Hey! Çok fazla içtin!

HAYIR! Her zamankinden daha ayığım!

Dostum…Sen bir iş parçasısın…

Bu nedir? Bu anılar neler? Jinho açıklanamaz bir özlem duygusu hissediyordu ve çaresizlik içinde bağırdı. Ona göre bunlar hiç var olmamış anılardı. Bunların hiçbiri mantıklı değil!

Bu anılarda, Sung Jinwoo'yu bir zindana kadar takip etti ve onun büyülü canavarları defalarca avlamasını izledi.

Jinwoo! Hadi gidelim!

O her zaman Jinwoo'nun yanındaydı ve herkesten daha yakındı. Anılarında en büyük gururu, Jinwoo gibi büyük birinin onu kardeş olarak görmesiydi. Ve ne olursa olsun her zaman Jinwoo'yu takip edeceğine defalarca yemin etti.
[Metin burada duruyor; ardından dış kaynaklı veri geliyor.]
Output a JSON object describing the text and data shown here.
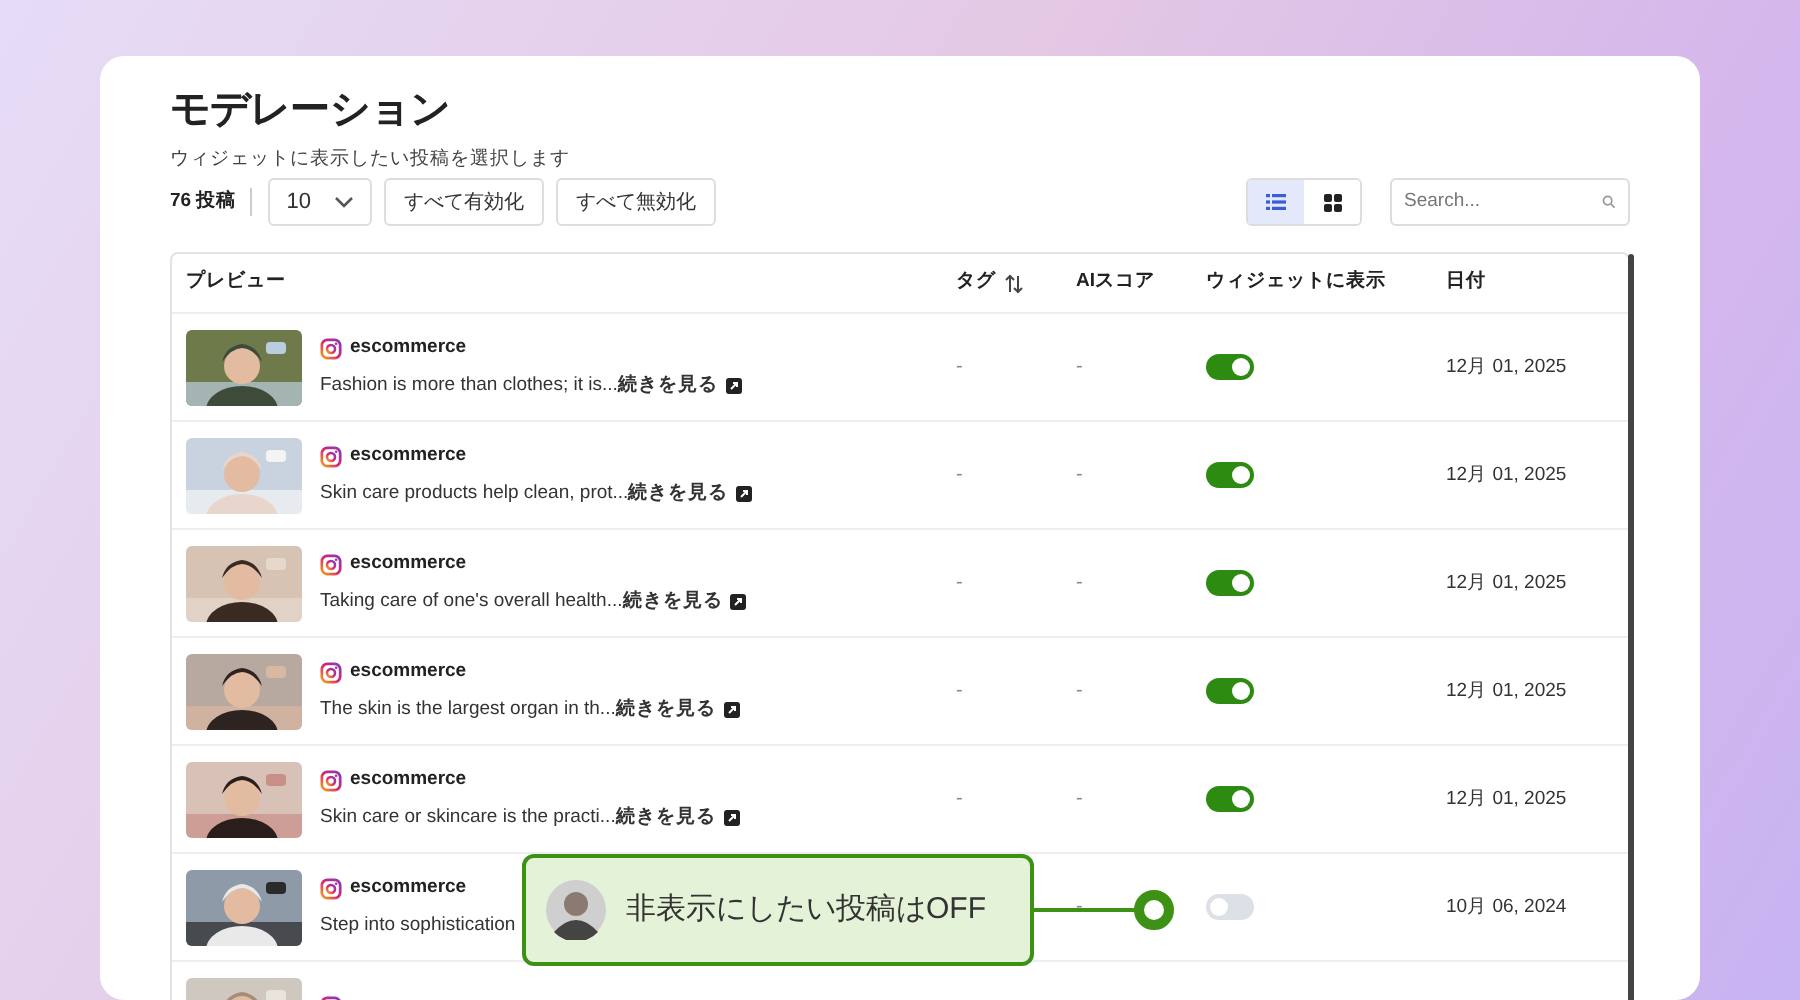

O anda anılarındaki Jinwoo dudaklarını hafif bir gülümsemeyle kıvırdı. Ciddi bir savaştan önce söylediği bir şeyi söyledi: “Kalkmak.”

Sonra bir şekilde anılarının dünyasında debelenen Jinho, aniden Suho'nun sesini duydu.

“Kalkmak.”

Bu sözler onu gerçeğe döndürdü. Gözleri açıldı. “Neydi o?”

Suho hala önünde oturuyordu ama şimdi etrafı siyah buhar yayan çok sayıda gölge askerle çevrelenmişti. Bu sahne babasının anılarındaki bir şeye benziyordu.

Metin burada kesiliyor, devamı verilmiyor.